As a promising method for treating intractable epilepsy, the inhibitory effect of low-frequency stimulation (LFS) is well known, although its mechanisms remain unclear. Excessive levels of cerebral glutamate are considered a crucial factor for epilepsy. Therefore, we designed experiments to investigate the crucial parts of the glutamate cycle. We evaluated glutamine synthetase (GS, metabolizes glutamate), glutaminase (synthesizes glutamate), and glutamic acid decarboxylase (GAD, a γ-aminobutyric acid [GABA] synthetase) in different regions of the brain, including the dentate gyrus (DG), CA3, and CA1 subregions of the hippocampus, and the cortex, using western blots, immunohistochemistry, and enzyme activity assays.
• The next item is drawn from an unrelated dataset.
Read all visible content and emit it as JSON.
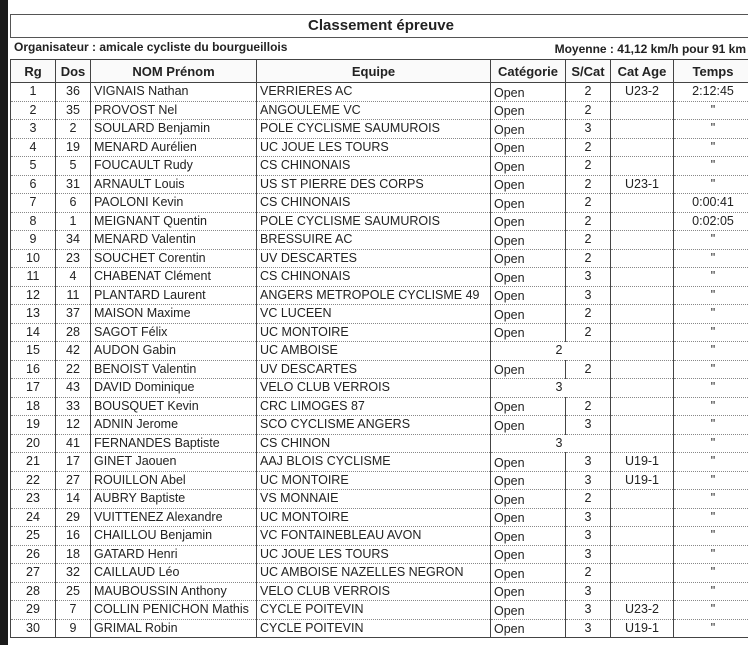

Additionally, the concentrations of glutamate, GABA, and glutamine (a product of GS) were measured using high-performance liquid chromatography (HPLC) in the same subregions. The results indicated that a transiently promoted glutamate cycle was closely involved in the progression from focal to generalized seizure. Low-frequency stimulation (LFS) delivered to the ventral hippocampus had an antiepileptogenic effect in rats exposed to amygdaloid-kindling stimulation. Simultaneously, LFS could partly reverse the effects of the promoted glutamate cycle, including increased GS function, accelerated glutamate-glutamine cycling, and an unbalanced glutamate/GABA ratio, all of which were induced by amygdaloid kindling in the DG when seizures progressed to stage 4. Moreover, glutamine treatment reversed the antiepileptic effect of LFS with regard to both epileptic severity and susceptibility. Our results suggest that the effects of LFS on the glutamate cycle may contribute to the antiepileptogenic role of LFS in the progression from focal to generalized seizure.